E a pergunta é esta: a quem deve pertencer o lugar? Ao partido ou ao eleito?

Quando votamos, votamos em siglas e símbolos. Mas, findas as eleições, os cargos são pessoais e não partidários. Faz sentido? Para mim, sim.

Na vida política já vimos de tudo. Partidos que ganharam força eleitoral porque escolheram candidatos mediáticos; pessoas desconhecidas que foram eleitas meramente por força de um símbolo partidário.

Discussões de “quem beneficiou mais” (o partido ou o candidato?) são frequentes, estéreis e insondáveis. Frequentes, porque as vicissitudes da convivência política levam a conflitos ideológicos, divergências de opinião, mágoas, combate de egos, lutas de liderança e outros desencontros da vida. Estéreis, porque ninguém abdica da sua importância. E insondáveis porque também insondável é a razão de ser de um voto individual.

É que há mil razões para um voto: ser fiel daquele partido; gostar do líder nacional; ser fã do número três da lista; ser amigo do primeiro suplente; gostar do programa eleitoral; simpatizar meramente com uma das propostas; preferir a lista que tem mais jovens… E estes são apenas alguns dos motivos para um voto positivo. Os motivos para um voto negativo (ou útil) não são em menor conta.

No fundo, há símbolos que pesam mais do que os candidatos, há candidatos que valem eleitoralmente mais do que os partidos, há casos em que ambos contribuem para o resultado e há situações em que nem uns nem outros foram relevantes, porque o resultado adveio do demérito do adversário.

Como as regras têm de ser exequíveis, não pode a lei dizer “atribua-se a titularidade do mandato a quem (partido ou pessoa) provar que teve mais influência na votação”…

Tendo de escolher, o legislador entendeu que é preferível tornar o eleito no titular do cargo. Como personalista, é essa a solução que defendo.

Ou seja, há dois valores em causa: em primeiro lugar, a total liberdade de expressão, ação e condução política do eleito, de acordo com os seus princípios e aspirações; e, em segundo, a verdade eleitoral, medida na conversão exata em mandatos consoante o número de votos dos partidos.

Entre esses dois valores, é para mim mais importante o primeiro.

Para que o povo acredite no poder do voto, a liberdade de cada eleito deve estar acima das dores e contrariedades dos partidos. Não é benéfico que vingue a ideia de que só termina o mandato aquele que aceita cegamente os ditames das lideranças ou que os partidos têm o direito de dispor dos mandatos daqueles que o povo elegeu.

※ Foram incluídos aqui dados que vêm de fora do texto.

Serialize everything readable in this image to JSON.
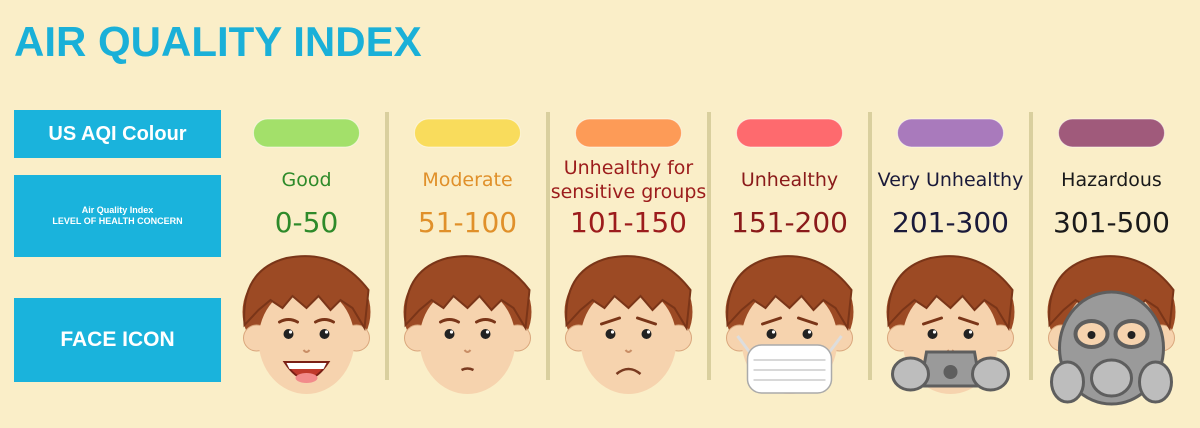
{
  "header": {
    "title": "AIR QUALITY INDEX"
  },
  "row_labels": {
    "colour": "US AQI Colour",
    "concern_line1": "Air Quality Index",
    "concern_line2": "LEVEL OF HEALTH CONCERN",
    "face": "FACE ICON"
  },
  "levels": [
    {
      "name": "Good",
      "range": "0-50",
      "color": "#a3e06a",
      "text_color": "#2e8a2a"
    },
    {
      "name": "Moderate",
      "range": "51-100",
      "color": "#f9dc5c",
      "text_color": "#e0902a"
    },
    {
      "name": "Unhealthy for sensitive groups",
      "range": "101-150",
      "color": "#fd9b57",
      "text_color": "#9c1c1c"
    },
    {
      "name": "Unhealthy",
      "range": "151-200",
      "color": "#fe6a6e",
      "text_color": "#8a1a1a"
    },
    {
      "name": "Very Unhealthy",
      "range": "201-300",
      "color": "#a97abc",
      "text_color": "#1a1a3a"
    },
    {
      "name": "Hazardous",
      "range": "301-500",
      "color": "#a05a7b",
      "text_color": "#1a1a1a"
    }
  ]
}
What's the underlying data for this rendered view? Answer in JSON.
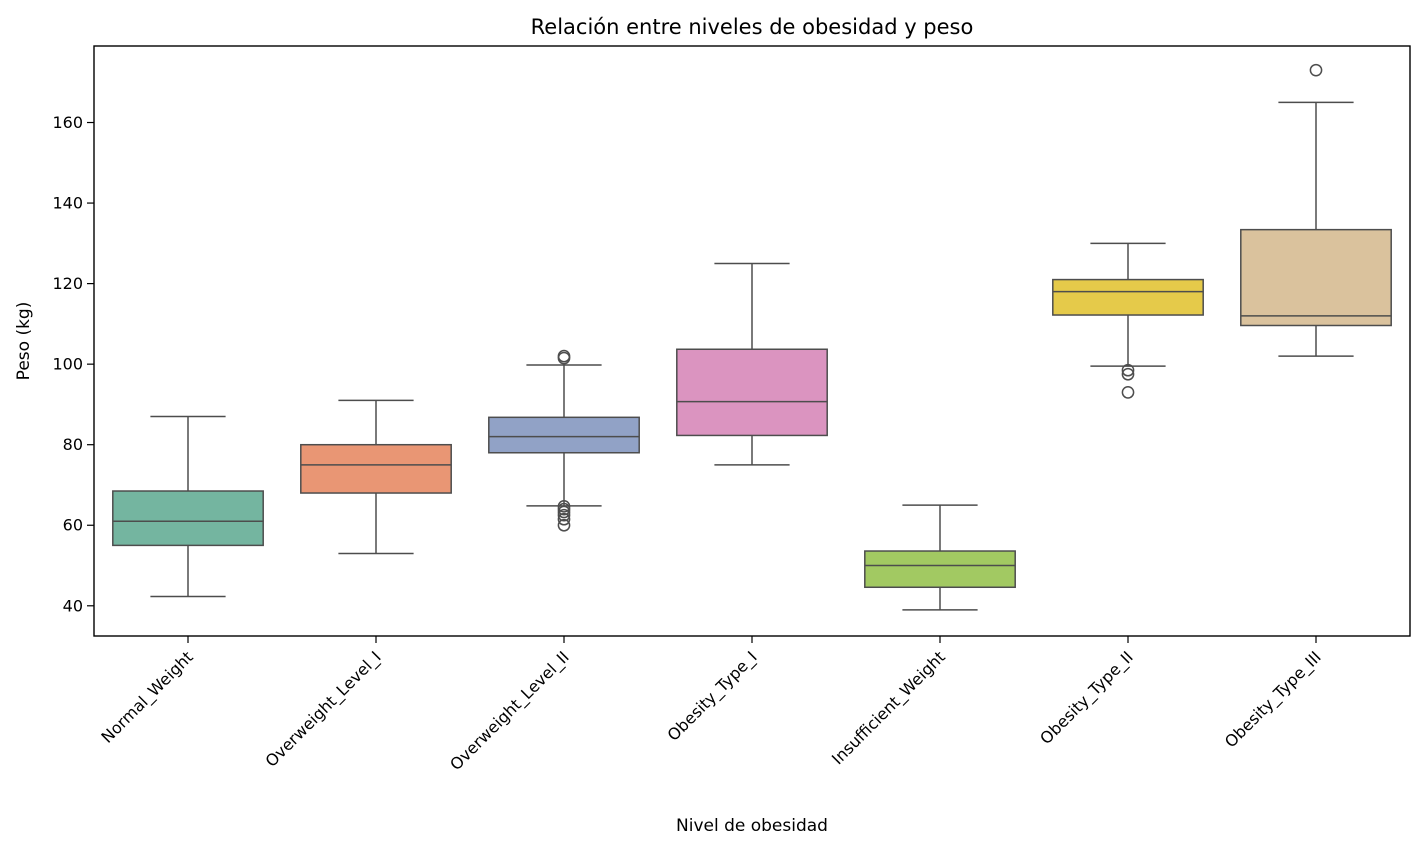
{
  "chart_data": {
    "type": "box",
    "title": "Relación entre niveles de obesidad y peso",
    "xlabel": "Nivel de obesidad",
    "ylabel": "Peso (kg)",
    "ylim": [
      32.5,
      179
    ],
    "yticks": [
      40,
      60,
      80,
      100,
      120,
      140,
      160
    ],
    "grid": false,
    "legend": "none",
    "categories": [
      "Normal_Weight",
      "Overweight_Level_I",
      "Overweight_Level_II",
      "Obesity_Type_I",
      "Insufficient_Weight",
      "Obesity_Type_II",
      "Obesity_Type_III"
    ],
    "boxes": [
      {
        "category": "Normal_Weight",
        "color": "#74b5a0",
        "whisker_low": 42.3,
        "q1": 55.0,
        "median": 61.0,
        "q3": 68.5,
        "whisker_high": 87.0,
        "outliers": []
      },
      {
        "category": "Overweight_Level_I",
        "color": "#e99674",
        "whisker_low": 53.0,
        "q1": 68.0,
        "median": 75.0,
        "q3": 80.0,
        "whisker_high": 91.0,
        "outliers": []
      },
      {
        "category": "Overweight_Level_II",
        "color": "#91a2c6",
        "whisker_low": 64.8,
        "q1": 78.0,
        "median": 82.0,
        "q3": 86.8,
        "whisker_high": 99.8,
        "outliers": [
          60.0,
          61.5,
          62.5,
          63.3,
          64.0,
          64.7,
          101.5,
          102.0
        ]
      },
      {
        "category": "Obesity_Type_I",
        "color": "#db94c0",
        "whisker_low": 75.0,
        "q1": 82.3,
        "median": 90.7,
        "q3": 103.7,
        "whisker_high": 125.0,
        "outliers": []
      },
      {
        "category": "Insufficient_Weight",
        "color": "#a2c962",
        "whisker_low": 39.0,
        "q1": 44.6,
        "median": 50.0,
        "q3": 53.6,
        "whisker_high": 65.0,
        "outliers": []
      },
      {
        "category": "Obesity_Type_II",
        "color": "#e5ca4a",
        "whisker_low": 99.5,
        "q1": 112.2,
        "median": 118.0,
        "q3": 121.0,
        "whisker_high": 130.0,
        "outliers": [
          93.0,
          97.5,
          98.5
        ]
      },
      {
        "category": "Obesity_Type_III",
        "color": "#dac29d",
        "whisker_low": 102.0,
        "q1": 109.6,
        "median": 112.0,
        "q3": 133.4,
        "whisker_high": 165.0,
        "outliers": [
          173.0
        ]
      }
    ]
  }
}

Ou que um deputado desapontado tenha como saídas apenas a demissão ou a sujeição.

Imagine-se um sistema em que o líder de um partido pode mudar os deputados, vereadores ou outros eleitos (não se aplica às nomeações) de acordo com os seus humores ou estratégias? Não seria isso muito mais prejudicial para o sistema?

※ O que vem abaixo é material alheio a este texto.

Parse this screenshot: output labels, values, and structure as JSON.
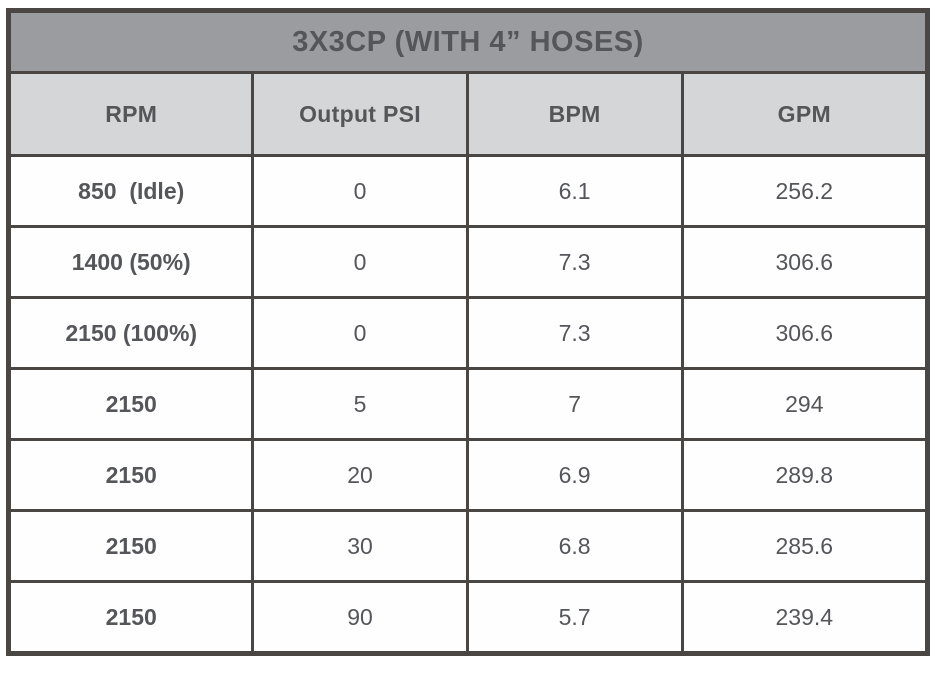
{
  "table": {
    "title": "3X3CP (WITH 4” HOSES)",
    "columns": [
      "RPM",
      "Output PSI",
      "BPM",
      "GPM"
    ],
    "rows": [
      {
        "rpm": "850  (Idle)",
        "psi": "0",
        "bpm": "6.1",
        "gpm": "256.2"
      },
      {
        "rpm": "1400 (50%)",
        "psi": "0",
        "bpm": "7.3",
        "gpm": "306.6"
      },
      {
        "rpm": "2150 (100%)",
        "psi": "0",
        "bpm": "7.3",
        "gpm": "306.6"
      },
      {
        "rpm": "2150",
        "psi": "5",
        "bpm": "7",
        "gpm": "294"
      },
      {
        "rpm": "2150",
        "psi": "20",
        "bpm": "6.9",
        "gpm": "289.8"
      },
      {
        "rpm": "2150",
        "psi": "30",
        "bpm": "6.8",
        "gpm": "285.6"
      },
      {
        "rpm": "2150",
        "psi": "90",
        "bpm": "5.7",
        "gpm": "239.4"
      }
    ]
  },
  "colors": {
    "border": "#4a4644",
    "title_background": "#9b9ca0",
    "title_text": "#fdfdfd",
    "header_background": "#d5d6d7",
    "body_text": "#55565a",
    "row_background": "#fefefe",
    "page_background": "#ffffff"
  }
}
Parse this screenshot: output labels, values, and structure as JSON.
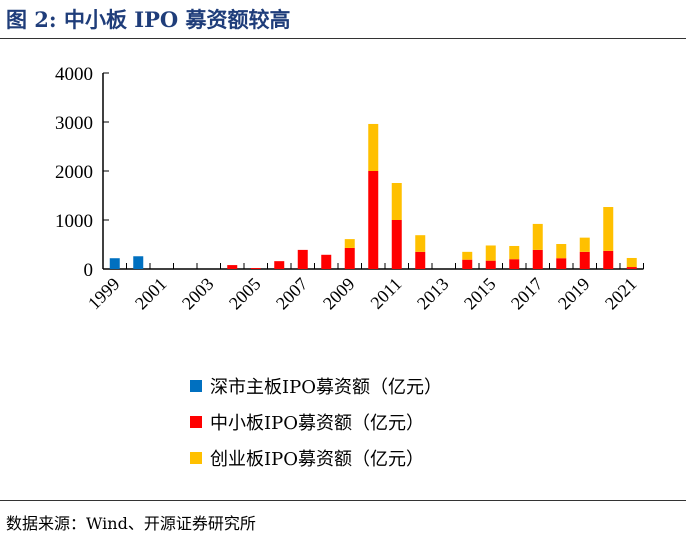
{
  "title": "图 2:  中小板 IPO 募资额较高",
  "source": "数据来源：Wind、开源证券研究所",
  "chart_data": {
    "type": "bar",
    "stacked": true,
    "categories": [
      "1999",
      "2000",
      "2001",
      "2002",
      "2003",
      "2004",
      "2005",
      "2006",
      "2007",
      "2008",
      "2009",
      "2010",
      "2011",
      "2012",
      "2013",
      "2014",
      "2015",
      "2016",
      "2017",
      "2018",
      "2019",
      "2020",
      "2021"
    ],
    "x_tick_labels": [
      "1999",
      "2001",
      "2003",
      "2005",
      "2007",
      "2009",
      "2011",
      "2013",
      "2015",
      "2017",
      "2019",
      "2021"
    ],
    "ylim": [
      0,
      4000
    ],
    "y_ticks": [
      0,
      1000,
      2000,
      3000,
      4000
    ],
    "legend_placement": "bottom",
    "series": [
      {
        "name": "深市主板IPO募资额（亿元）",
        "color": "#0070c0",
        "values": [
          220,
          260,
          0,
          0,
          0,
          0,
          0,
          0,
          0,
          0,
          0,
          0,
          0,
          0,
          0,
          0,
          0,
          0,
          0,
          0,
          0,
          0,
          0
        ]
      },
      {
        "name": "中小板IPO募资额（亿元）",
        "color": "#ff0000",
        "values": [
          0,
          0,
          0,
          0,
          0,
          80,
          20,
          160,
          390,
          290,
          430,
          2000,
          1000,
          350,
          0,
          190,
          170,
          200,
          390,
          220,
          350,
          370,
          40
        ]
      },
      {
        "name": "创业板IPO募资额（亿元）",
        "color": "#ffc000",
        "values": [
          0,
          0,
          0,
          0,
          0,
          0,
          0,
          0,
          0,
          0,
          180,
          960,
          755,
          340,
          0,
          160,
          310,
          270,
          530,
          290,
          290,
          895,
          185
        ]
      }
    ]
  }
}
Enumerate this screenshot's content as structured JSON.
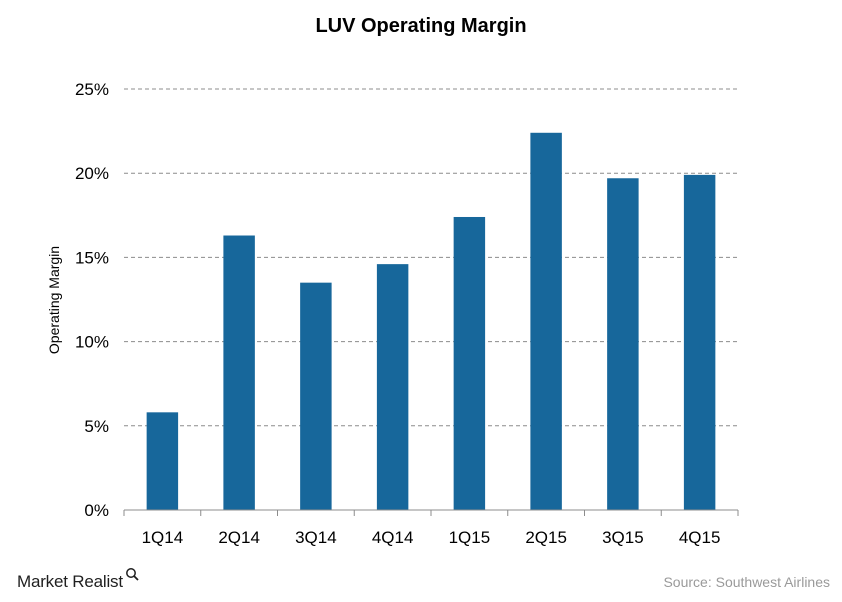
{
  "chart_data": {
    "type": "bar",
    "title": "LUV Operating  Margin",
    "xlabel": "",
    "ylabel": "Operating Margin",
    "categories": [
      "1Q14",
      "2Q14",
      "3Q14",
      "4Q14",
      "1Q15",
      "2Q15",
      "3Q15",
      "4Q15"
    ],
    "values": [
      5.8,
      16.3,
      13.5,
      14.6,
      17.4,
      22.4,
      19.7,
      19.9
    ],
    "unit": "%",
    "ylim": [
      0,
      25
    ],
    "yticks": [
      0,
      5,
      10,
      15,
      20,
      25
    ],
    "ytick_labels": [
      "0%",
      "5%",
      "10%",
      "15%",
      "20%",
      "25%"
    ],
    "grid": true,
    "bar_color": "#17679b",
    "grid_color": "#8c8c8c"
  },
  "footer": {
    "brand": "Market Realist",
    "source": "Source: Southwest Airlines"
  }
}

Nem sempre é assim, mas não são raros os casos em que a coerência está em quem muda. Lembremos a saída de Lucas Pires do CDS: quem mudou (para um euroceticismo atroz, entretanto corrigido) foi o partido, não o político.

Mas, isto sou eu a pensar alto, que sou personalista e acredito que a pessoa está no centro de toda a atividade política. Ideologicamente, sou sá-carneirista. E, sendo-o, seria o primeiro a aceitar a criação da ASDI e a forma como tudo aconteceu.